The purpose for the Florida Fair Foreclosure Act, which became effective in July, was to speed up the residential and commercial foreclosure process in Florida, where a foreclosure could take more than two years from start to finish.
In some cases, delays in residential foreclosures were caused, in part, by the lenders' failure to diligently pursue foreclosure actions. But some homeowners may have contributed to the delay by fighting their lenders on frivolous grounds.

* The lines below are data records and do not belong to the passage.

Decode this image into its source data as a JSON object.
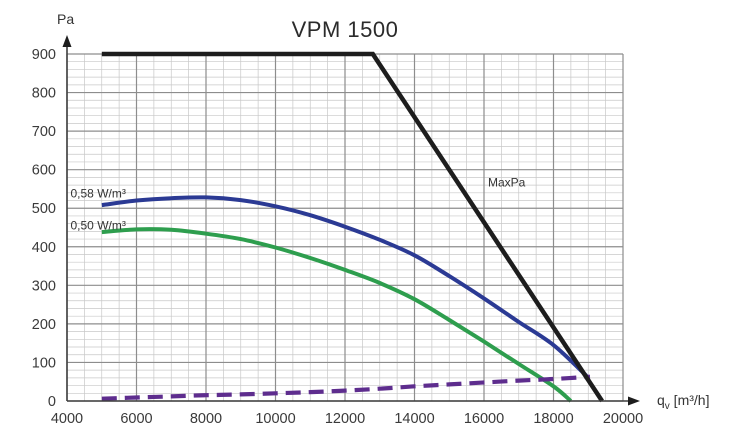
{
  "title": "VPM 1500",
  "y_axis_unit": "Pa",
  "x_axis_label": {
    "symbol": "q",
    "sub": "v",
    "unit": " [m³/h]"
  },
  "colors": {
    "curve_blue": "#2b3a94",
    "curve_green": "#2e9e4e",
    "curve_purple": "#5e2d8e",
    "curve_black": "#1d1d1d",
    "grid_major": "#8d8d8d",
    "grid_minor": "#c8c8c8",
    "axis": "#3f3f3f",
    "text": "#3a3a3a"
  },
  "chart_data": {
    "type": "line",
    "title": "VPM 1500",
    "xlabel": "qv [m3/h]",
    "ylabel": "Pa",
    "xlim": [
      4000,
      20000
    ],
    "ylim": [
      0,
      900
    ],
    "x_major_ticks": [
      4000,
      6000,
      8000,
      10000,
      12000,
      14000,
      16000,
      18000,
      20000
    ],
    "x_minor_step": 500,
    "y_major_ticks": [
      0,
      100,
      200,
      300,
      400,
      500,
      600,
      700,
      800,
      900
    ],
    "y_minor_step": 20,
    "grid": true,
    "legend_position": "none",
    "series": [
      {
        "name": "0,50 W/m³",
        "color": "#2e9e4e",
        "style": "solid",
        "smooth": true,
        "width": 4,
        "points": [
          [
            5000,
            438
          ],
          [
            6000,
            445
          ],
          [
            7000,
            444
          ],
          [
            8000,
            434
          ],
          [
            9000,
            420
          ],
          [
            10000,
            398
          ],
          [
            11000,
            371
          ],
          [
            12000,
            340
          ],
          [
            13000,
            306
          ],
          [
            14000,
            264
          ],
          [
            15000,
            210
          ],
          [
            16000,
            154
          ],
          [
            17000,
            96
          ],
          [
            18000,
            38
          ],
          [
            18500,
            0
          ]
        ]
      },
      {
        "name": "0,58 W/m³",
        "color": "#2b3a94",
        "style": "solid",
        "smooth": true,
        "width": 4,
        "points": [
          [
            5000,
            508
          ],
          [
            6000,
            520
          ],
          [
            7000,
            526
          ],
          [
            8000,
            528
          ],
          [
            9000,
            521
          ],
          [
            10000,
            505
          ],
          [
            11000,
            482
          ],
          [
            12000,
            452
          ],
          [
            13000,
            418
          ],
          [
            14000,
            378
          ],
          [
            15000,
            324
          ],
          [
            16000,
            266
          ],
          [
            17000,
            205
          ],
          [
            18000,
            145
          ],
          [
            18950,
            65
          ]
        ]
      },
      {
        "name": "",
        "color": "#5e2d8e",
        "style": "dashed",
        "smooth": true,
        "width": 4.2,
        "points": [
          [
            5000,
            6
          ],
          [
            6000,
            9
          ],
          [
            7000,
            12
          ],
          [
            8000,
            15
          ],
          [
            9000,
            17
          ],
          [
            10000,
            20
          ],
          [
            11000,
            23
          ],
          [
            12000,
            27
          ],
          [
            13000,
            32
          ],
          [
            14000,
            38
          ],
          [
            15000,
            43
          ],
          [
            16000,
            48
          ],
          [
            17000,
            53
          ],
          [
            18000,
            57
          ],
          [
            19050,
            63
          ]
        ]
      },
      {
        "name": "MaxPa",
        "color": "#1d1d1d",
        "style": "solid",
        "smooth": false,
        "width": 4.5,
        "points": [
          [
            5000,
            900
          ],
          [
            12800,
            900
          ],
          [
            19400,
            0
          ]
        ]
      }
    ],
    "annotations": [
      {
        "text": "0,58 W/m³",
        "x": 4101,
        "y": 556
      },
      {
        "text": "0,50 W/m³",
        "x": 4101,
        "y": 473
      },
      {
        "text": "MaxPa",
        "x": 16115,
        "y": 585
      }
    ]
  }
}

The Act attempts to offer something for both residential borrowers and lenders. Residential borrowers benefit from the fact the act shortens to one year, down from five, the period in which a lender can seek a deficiency judgment against them. The deficiency judgment is the difference between the mortgage and the market value of the home on the day of the foreclosure sale.

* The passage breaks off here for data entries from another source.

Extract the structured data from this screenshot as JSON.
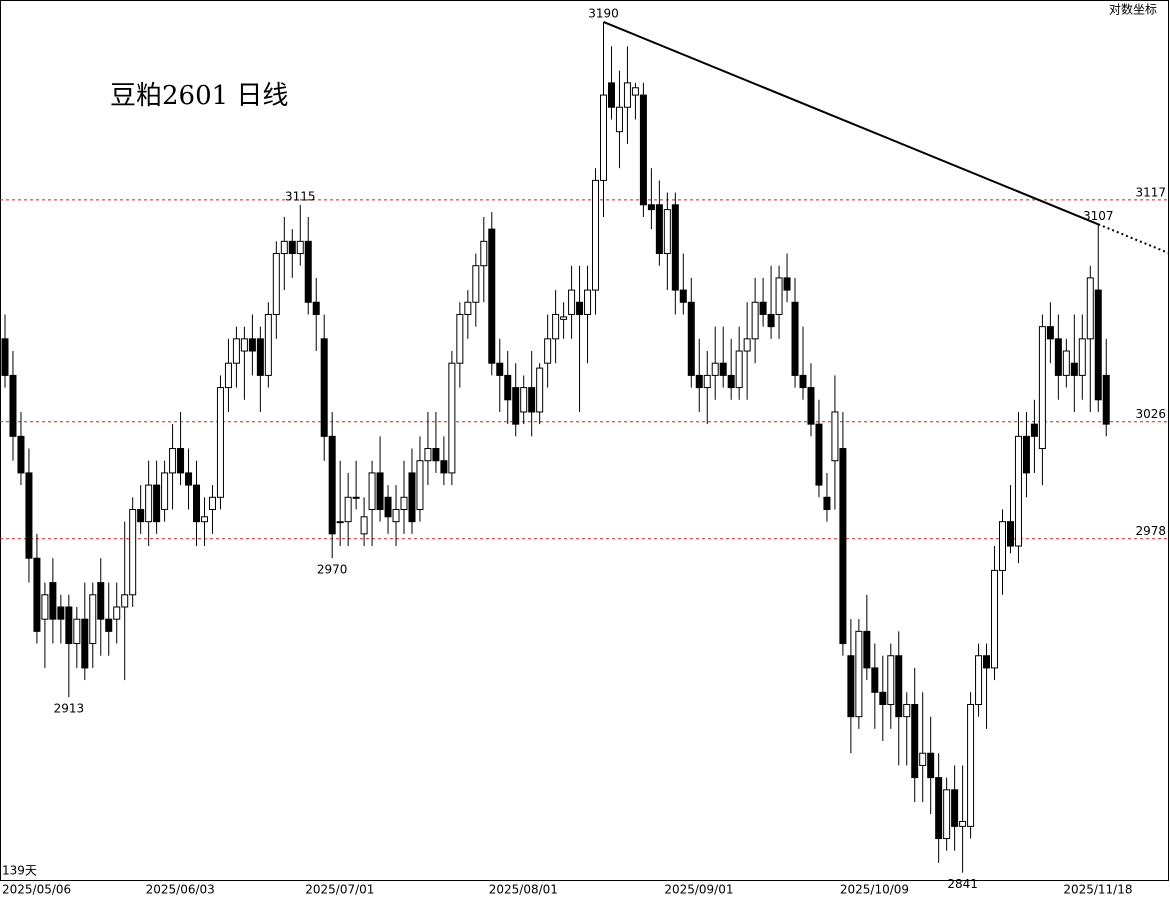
{
  "chart_data": {
    "type": "candlestick",
    "title": "豆粕2601 日线",
    "scale_note": "对数坐标",
    "count_note": "139天",
    "ylim": [
      2838,
      3199
    ],
    "levels": [
      3117,
      3026,
      2978
    ],
    "level_color": "#cc2222",
    "peak_labels": [
      3190,
      3115,
      3107
    ],
    "trough_labels": [
      2970,
      2913,
      2841
    ],
    "categories": [
      "2025/05/06",
      null,
      null,
      null,
      null,
      null,
      null,
      null,
      null,
      null,
      null,
      null,
      null,
      null,
      null,
      null,
      null,
      null,
      "2025/06/03",
      null,
      null,
      null,
      null,
      null,
      null,
      null,
      null,
      null,
      null,
      null,
      null,
      null,
      null,
      null,
      null,
      null,
      null,
      null,
      "2025/07/01",
      null,
      null,
      null,
      null,
      null,
      null,
      null,
      null,
      null,
      null,
      null,
      null,
      null,
      null,
      null,
      null,
      null,
      null,
      null,
      null,
      null,
      null,
      "2025/08/01",
      null,
      null,
      null,
      null,
      null,
      null,
      null,
      null,
      null,
      null,
      null,
      null,
      null,
      null,
      null,
      null,
      null,
      null,
      null,
      null,
      null,
      "2025/09/01",
      null,
      null,
      null,
      null,
      null,
      null,
      null,
      null,
      null,
      null,
      null,
      null,
      null,
      null,
      null,
      null,
      null,
      null,
      null,
      null,
      null,
      "2025/10/09",
      null,
      null,
      null,
      null,
      null,
      null,
      null,
      null,
      null,
      null,
      null,
      null,
      null,
      null,
      null,
      null,
      null,
      null,
      null,
      null,
      null,
      null,
      null,
      null,
      null,
      null,
      null,
      "2025/11/18",
      null,
      null,
      null,
      null
    ],
    "ohlc": [
      [
        3060,
        3070,
        3040,
        3045
      ],
      [
        3045,
        3055,
        3010,
        3020
      ],
      [
        3020,
        3030,
        3000,
        3005
      ],
      [
        3005,
        3015,
        2960,
        2970
      ],
      [
        2970,
        2980,
        2935,
        2940
      ],
      [
        2945,
        2960,
        2925,
        2955
      ],
      [
        2960,
        2970,
        2935,
        2945
      ],
      [
        2950,
        2955,
        2935,
        2945
      ],
      [
        2950,
        2955,
        2913,
        2935
      ],
      [
        2935,
        2950,
        2925,
        2945
      ],
      [
        2945,
        2960,
        2920,
        2925
      ],
      [
        2935,
        2960,
        2925,
        2955
      ],
      [
        2960,
        2970,
        2930,
        2945
      ],
      [
        2945,
        2960,
        2930,
        2940
      ],
      [
        2945,
        2960,
        2935,
        2950
      ],
      [
        2950,
        2985,
        2920,
        2955
      ],
      [
        2955,
        2995,
        2950,
        2990
      ],
      [
        2990,
        3000,
        2980,
        2985
      ],
      [
        2985,
        3010,
        2975,
        3000
      ],
      [
        3000,
        3010,
        2980,
        2985
      ],
      [
        2990,
        3010,
        2985,
        3005
      ],
      [
        3005,
        3025,
        2990,
        3015
      ],
      [
        3015,
        3030,
        3000,
        3005
      ],
      [
        3005,
        3015,
        2990,
        3000
      ],
      [
        3000,
        3010,
        2975,
        2985
      ],
      [
        2985,
        2995,
        2975,
        2987
      ],
      [
        2990,
        3000,
        2980,
        2995
      ],
      [
        2995,
        3045,
        2990,
        3040
      ],
      [
        3040,
        3060,
        3030,
        3050
      ],
      [
        3050,
        3065,
        3040,
        3060
      ],
      [
        3055,
        3065,
        3035,
        3060
      ],
      [
        3060,
        3070,
        3045,
        3055
      ],
      [
        3060,
        3065,
        3030,
        3045
      ],
      [
        3045,
        3075,
        3040,
        3070
      ],
      [
        3070,
        3100,
        3060,
        3095
      ],
      [
        3095,
        3110,
        3080,
        3100
      ],
      [
        3100,
        3105,
        3085,
        3095
      ],
      [
        3095,
        3115,
        3090,
        3100
      ],
      [
        3100,
        3110,
        3070,
        3075
      ],
      [
        3075,
        3085,
        3055,
        3070
      ],
      [
        3060,
        3070,
        3010,
        3020
      ],
      [
        3020,
        3030,
        2970,
        2980
      ],
      [
        2985,
        3010,
        2975,
        2985
      ],
      [
        2985,
        3005,
        2975,
        2995
      ],
      [
        2995,
        3010,
        2990,
        2995
      ],
      [
        2980,
        2995,
        2975,
        2987
      ],
      [
        2990,
        3010,
        2975,
        3005
      ],
      [
        3005,
        3020,
        2985,
        2990
      ],
      [
        2995,
        3000,
        2980,
        2987
      ],
      [
        2985,
        3000,
        2975,
        2990
      ],
      [
        2990,
        3010,
        2980,
        2995
      ],
      [
        3005,
        3015,
        2980,
        2985
      ],
      [
        2990,
        3020,
        2985,
        3010
      ],
      [
        3010,
        3030,
        3000,
        3015
      ],
      [
        3015,
        3030,
        3005,
        3010
      ],
      [
        3010,
        3020,
        3000,
        3005
      ],
      [
        3005,
        3055,
        3000,
        3050
      ],
      [
        3050,
        3075,
        3040,
        3070
      ],
      [
        3070,
        3080,
        3060,
        3075
      ],
      [
        3075,
        3095,
        3065,
        3090
      ],
      [
        3090,
        3110,
        3075,
        3100
      ],
      [
        3105,
        3112,
        3045,
        3050
      ],
      [
        3050,
        3060,
        3030,
        3045
      ],
      [
        3045,
        3055,
        3025,
        3035
      ],
      [
        3040,
        3050,
        3020,
        3025
      ],
      [
        3030,
        3045,
        3025,
        3040
      ],
      [
        3040,
        3055,
        3020,
        3030
      ],
      [
        3030,
        3050,
        3025,
        3048
      ],
      [
        3050,
        3070,
        3040,
        3060
      ],
      [
        3060,
        3080,
        3050,
        3070
      ],
      [
        3068,
        3075,
        3060,
        3069
      ],
      [
        3070,
        3090,
        3060,
        3080
      ],
      [
        3075,
        3090,
        3030,
        3070
      ],
      [
        3070,
        3090,
        3050,
        3080
      ],
      [
        3080,
        3130,
        3070,
        3125
      ],
      [
        3125,
        3190,
        3110,
        3160
      ],
      [
        3165,
        3180,
        3150,
        3155
      ],
      [
        3145,
        3170,
        3130,
        3155
      ],
      [
        3155,
        3180,
        3140,
        3165
      ],
      [
        3160,
        3165,
        3150,
        3163
      ],
      [
        3160,
        3165,
        3110,
        3115
      ],
      [
        3115,
        3130,
        3105,
        3113
      ],
      [
        3115,
        3125,
        3090,
        3095
      ],
      [
        3095,
        3120,
        3080,
        3113
      ],
      [
        3115,
        3120,
        3070,
        3080
      ],
      [
        3080,
        3095,
        3070,
        3075
      ],
      [
        3075,
        3085,
        3040,
        3045
      ],
      [
        3045,
        3060,
        3030,
        3040
      ],
      [
        3040,
        3055,
        3025,
        3045
      ],
      [
        3045,
        3065,
        3035,
        3050
      ],
      [
        3050,
        3065,
        3040,
        3045
      ],
      [
        3045,
        3060,
        3035,
        3040
      ],
      [
        3040,
        3065,
        3035,
        3055
      ],
      [
        3055,
        3075,
        3035,
        3060
      ],
      [
        3060,
        3085,
        3050,
        3075
      ],
      [
        3075,
        3085,
        3065,
        3070
      ],
      [
        3070,
        3090,
        3060,
        3065
      ],
      [
        3070,
        3090,
        3060,
        3085
      ],
      [
        3085,
        3095,
        3075,
        3080
      ],
      [
        3075,
        3085,
        3040,
        3045
      ],
      [
        3045,
        3065,
        3035,
        3040
      ],
      [
        3040,
        3050,
        3020,
        3025
      ],
      [
        3025,
        3035,
        2995,
        3000
      ],
      [
        2995,
        3005,
        2985,
        2990
      ],
      [
        3010,
        3045,
        2990,
        3030
      ],
      [
        3015,
        3030,
        2930,
        2935
      ],
      [
        2930,
        2945,
        2890,
        2905
      ],
      [
        2905,
        2945,
        2900,
        2940
      ],
      [
        2940,
        2955,
        2920,
        2925
      ],
      [
        2925,
        2935,
        2900,
        2915
      ],
      [
        2915,
        2930,
        2895,
        2910
      ],
      [
        2910,
        2935,
        2900,
        2930
      ],
      [
        2930,
        2940,
        2885,
        2905
      ],
      [
        2905,
        2915,
        2885,
        2910
      ],
      [
        2910,
        2925,
        2870,
        2880
      ],
      [
        2885,
        2915,
        2870,
        2890
      ],
      [
        2890,
        2905,
        2865,
        2880
      ],
      [
        2880,
        2890,
        2845,
        2855
      ],
      [
        2855,
        2880,
        2850,
        2875
      ],
      [
        2875,
        2885,
        2850,
        2860
      ],
      [
        2860,
        2885,
        2841,
        2862
      ],
      [
        2860,
        2915,
        2855,
        2910
      ],
      [
        2910,
        2935,
        2905,
        2930
      ],
      [
        2930,
        2935,
        2900,
        2925
      ],
      [
        2925,
        2975,
        2920,
        2965
      ],
      [
        2965,
        2990,
        2955,
        2985
      ],
      [
        2985,
        3000,
        2972,
        2975
      ],
      [
        2975,
        3030,
        2968,
        3020
      ],
      [
        3020,
        3030,
        2995,
        3005
      ],
      [
        3025,
        3035,
        3005,
        3020
      ],
      [
        3015,
        3070,
        3000,
        3065
      ],
      [
        3065,
        3075,
        3050,
        3060
      ],
      [
        3060,
        3070,
        3035,
        3045
      ],
      [
        3045,
        3060,
        3040,
        3055
      ],
      [
        3050,
        3070,
        3030,
        3045
      ],
      [
        3045,
        3070,
        3035,
        3060
      ],
      [
        3060,
        3090,
        3030,
        3085
      ],
      [
        3080,
        3107,
        3030,
        3035
      ],
      [
        3045,
        3060,
        3020,
        3025
      ]
    ]
  }
}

In addition, under the act, lenders are required to provide specific disclosures regarding ownership and location of the note evidencing the debt being foreclosed.
In the past, some lenders had difficulty finding the proper documents to prove they owned the note they were seeking to foreclose.
For lenders, the acts expedites the judicial procedure known as "an order to show cause" by amending an existing law that was infrequently used before because in practice it did not really speed up the foreclosure progress. An order to show cause means borrowers will need to show a good reason why a judge should let them resist the foreclosure rather than allow the lender to obtain a summary judgment and a foreclosure sale. Until now, some homeowners could assert any defense, regardless of its merit, and keep the case alive for months and years.
The act limits any borrower defense to "a genuine issue of material fact" constituting "a legal defense to foreclosure."
The process, as revamped, allows a lender to obtain a foreclosure judgment in as little as 45 days from the service of the complaint. Another adverse consequence to borrowers is that after a foreclosure sale takes place, the former homeowner is now barred from challenging the sale if the appeal period from the judgment has run.
While it is unclear at this time how the act will be administered in practice, it does grant borrowers due process by requiring service of a complaint and the ability to challenge an unjustified foreclosure.
The problem may lie in the ability of residential borrowers to timely respond to the action before a foreclosure judgment is rendered and a foreclosure sale takes place. The fast track nature of the process and the perceived inability of residential borrowers to act diligently in protecting their rights may work against them. Borrowers might find themselves unable to adequately defend their property before a foreclosure sale takes place.
The order to show cause procedure was also expanded to make it available to condominium and homeowners associations foreclosing on owners for unpaid assessments.
Overall, the act appears to reach a middle ground in accelerating the foreclosure process while attempting to protect residential borrowers. Any final judgment will have to await how the courts respond to the implementation of the new law.
This article was republished with permission from JDSupra.